= Dennis Johnson (composer) =

American mathematician and composer (1938–2018)

Dennis Lee Johnson (November 19, 1938 – December 20, 2018) was a mathematician and minimal composer. He is the namesake of the Johnson homomorphism in the study of mapping class groups of surfaces.

Johnson’s early talent for mathematics earned him a full scholarship to the Phillips Exeter Academy, New Hampshire, where he completed high school. He enrolled to study mathematics at the California Institute of Technology in 1956. But after a year he became disillusioned, and although he had studied the piano only casually as a child, he decided to transfer to the University of California, Los Angeles (UCLA), to study music.

Johnson is credited as having composed one of the first truly minimal compositions, November, which was written for solo piano in 1959 and later revised.

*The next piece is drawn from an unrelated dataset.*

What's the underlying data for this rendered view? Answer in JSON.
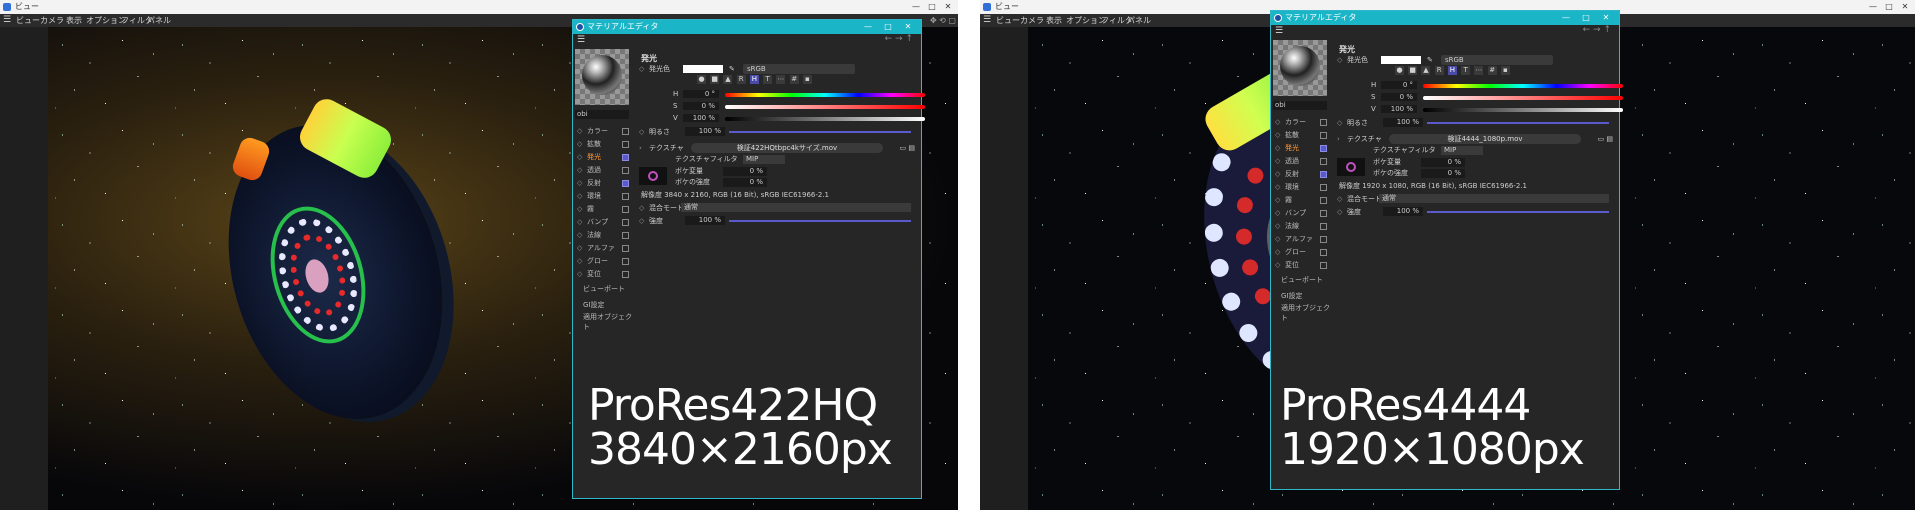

The creation of November was inspired by Johnson's UCLA college friend La Monte Young's Trio for Strings, written in 1958. November is a pensive piano piece that runs for nearly six hours and predates all other known minimalist works in its use of additive process and diatonic tonality. Part of it was recorded by Johnson in 1962 on audio cassette. November was in return an inspiration for Young's later 1964 The Well-Tuned Piano work. Young gave, from his archive, a cassette copy of November to composer, musicologist and writer Kyle Gann. From it Gann made a new recording of it, as well as producing six pages of the original score. Gann first performed a four-and-a-half-hour version in 2009 with Sarah Cahill and he has produced a new performance score based on the original material that R. Andrew Lee recorded in a five hour version released in 2013 by Irritable Hedgehog Music, after receiving good reviews. In 2017 the Dutch pianist and composer Jeroen van Veen released November as part of his eight-disc Minimal Piano Collection, Vols. XXI–XXVIII.

Johnson gave up music around 1962 and moved into mathematics (working for a time at California Institute of Technology, the private research university in Pasadena) leaving this one fascinating and influential work that features many of the elements that would later become the basic staples of 1960s and early 1970s Minimalism.

Johnson was born in Los Angeles and died aged 80 on December 20, 2018, in Morgan Hill, California, from complications of dementia.